An autoimmune disease is a disease that results from the immune system mounting a defence against host cells or tissues; in effect, the body attacks its own proteins by creating autoantibodies, which also cause inflammation.
There are numerous autoimmune diseases, each affecting a different type of cell or tissue, and they are generally classified as either organ-specific or systemic. Type I or insulin-dependent diabetes mellitus, in which β islet cells in the pancreas are destroyed by an autoimmune response, is an example of an organ-specific disease. Rheumatoid arthritis primarily affects synovial joints, where an abnormal, chronic inflammatory response results in the degradation of cartilage and inflammation of the joint. However, since it can also manifest in the lungs and skin, rheumatoid arthritis is classed as a systemic autoimmune disease.
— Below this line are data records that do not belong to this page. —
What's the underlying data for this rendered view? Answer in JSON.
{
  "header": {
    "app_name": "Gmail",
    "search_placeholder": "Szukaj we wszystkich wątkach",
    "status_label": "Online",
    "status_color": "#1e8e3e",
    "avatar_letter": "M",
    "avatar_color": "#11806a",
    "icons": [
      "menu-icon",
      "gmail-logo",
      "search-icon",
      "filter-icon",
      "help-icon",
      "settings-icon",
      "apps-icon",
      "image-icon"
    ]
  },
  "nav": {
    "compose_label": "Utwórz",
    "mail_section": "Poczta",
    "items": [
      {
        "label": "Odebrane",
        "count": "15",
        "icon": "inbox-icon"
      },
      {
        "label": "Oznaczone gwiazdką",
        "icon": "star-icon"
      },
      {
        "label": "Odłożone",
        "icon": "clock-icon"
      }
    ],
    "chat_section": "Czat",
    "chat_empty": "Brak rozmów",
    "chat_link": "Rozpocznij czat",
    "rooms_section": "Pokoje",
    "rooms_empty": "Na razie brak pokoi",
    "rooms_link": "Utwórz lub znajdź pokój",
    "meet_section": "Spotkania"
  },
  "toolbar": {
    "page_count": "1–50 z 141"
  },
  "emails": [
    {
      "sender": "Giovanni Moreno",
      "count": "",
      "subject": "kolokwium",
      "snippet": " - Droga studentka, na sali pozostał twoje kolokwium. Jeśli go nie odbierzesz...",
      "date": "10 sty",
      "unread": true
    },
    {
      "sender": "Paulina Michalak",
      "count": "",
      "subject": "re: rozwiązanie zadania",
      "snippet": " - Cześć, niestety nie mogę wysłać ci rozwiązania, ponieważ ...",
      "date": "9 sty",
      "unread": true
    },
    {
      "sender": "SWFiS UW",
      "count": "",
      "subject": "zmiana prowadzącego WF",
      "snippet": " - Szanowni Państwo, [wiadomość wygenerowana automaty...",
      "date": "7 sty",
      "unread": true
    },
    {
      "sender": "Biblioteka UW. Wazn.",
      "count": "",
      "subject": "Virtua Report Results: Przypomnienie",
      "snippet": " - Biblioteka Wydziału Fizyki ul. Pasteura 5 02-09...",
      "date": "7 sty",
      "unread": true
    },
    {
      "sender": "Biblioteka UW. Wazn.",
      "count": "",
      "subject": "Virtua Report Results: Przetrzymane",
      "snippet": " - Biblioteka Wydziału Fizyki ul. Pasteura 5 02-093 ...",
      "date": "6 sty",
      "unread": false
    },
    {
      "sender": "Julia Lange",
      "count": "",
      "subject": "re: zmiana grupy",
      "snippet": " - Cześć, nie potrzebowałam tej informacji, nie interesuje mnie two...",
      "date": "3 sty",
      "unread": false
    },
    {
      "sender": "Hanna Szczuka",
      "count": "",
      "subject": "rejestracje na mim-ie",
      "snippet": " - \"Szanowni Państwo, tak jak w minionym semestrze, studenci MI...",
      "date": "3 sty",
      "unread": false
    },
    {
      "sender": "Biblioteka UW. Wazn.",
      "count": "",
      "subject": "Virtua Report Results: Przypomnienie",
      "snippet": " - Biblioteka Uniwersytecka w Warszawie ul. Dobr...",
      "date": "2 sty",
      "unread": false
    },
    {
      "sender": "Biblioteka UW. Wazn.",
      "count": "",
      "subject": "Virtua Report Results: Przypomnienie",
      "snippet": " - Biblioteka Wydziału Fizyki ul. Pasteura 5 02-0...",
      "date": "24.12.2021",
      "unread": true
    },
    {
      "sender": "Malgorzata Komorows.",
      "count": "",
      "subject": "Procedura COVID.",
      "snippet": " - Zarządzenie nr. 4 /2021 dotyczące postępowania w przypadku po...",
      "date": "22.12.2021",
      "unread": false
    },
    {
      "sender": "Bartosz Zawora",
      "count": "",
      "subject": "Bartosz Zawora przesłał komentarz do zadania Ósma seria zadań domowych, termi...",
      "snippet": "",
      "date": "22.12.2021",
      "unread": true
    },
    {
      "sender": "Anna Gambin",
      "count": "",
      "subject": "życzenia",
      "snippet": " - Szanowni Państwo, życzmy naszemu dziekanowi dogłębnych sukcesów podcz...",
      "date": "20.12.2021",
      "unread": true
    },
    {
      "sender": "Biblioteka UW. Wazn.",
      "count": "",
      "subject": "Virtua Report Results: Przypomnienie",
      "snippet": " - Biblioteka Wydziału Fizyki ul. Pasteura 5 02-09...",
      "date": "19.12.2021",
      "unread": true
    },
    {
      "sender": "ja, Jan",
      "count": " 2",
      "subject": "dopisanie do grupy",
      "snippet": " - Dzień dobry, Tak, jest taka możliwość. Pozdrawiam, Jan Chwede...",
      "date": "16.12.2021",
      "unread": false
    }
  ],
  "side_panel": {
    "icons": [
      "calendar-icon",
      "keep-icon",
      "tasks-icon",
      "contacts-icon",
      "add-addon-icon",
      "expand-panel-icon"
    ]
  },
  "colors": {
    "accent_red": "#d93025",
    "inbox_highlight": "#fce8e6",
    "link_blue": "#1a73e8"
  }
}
Lupus erythematosus, in which the immune system creates antibodies against itself, is also systemic. Other diseases, for example chronic obstructive pulmonary disease (COPD) and sarcoidosis, are suspected of having autoimmune elements.
The mechanisms behind the autoimmune response are not entirely clear however, agents such as toxins, drugs or viruses can trigger an autoimmune response in a person with genetic predisposition to autoimmune disease. The complement system has also been closely linked with the development of autoimmune disorders.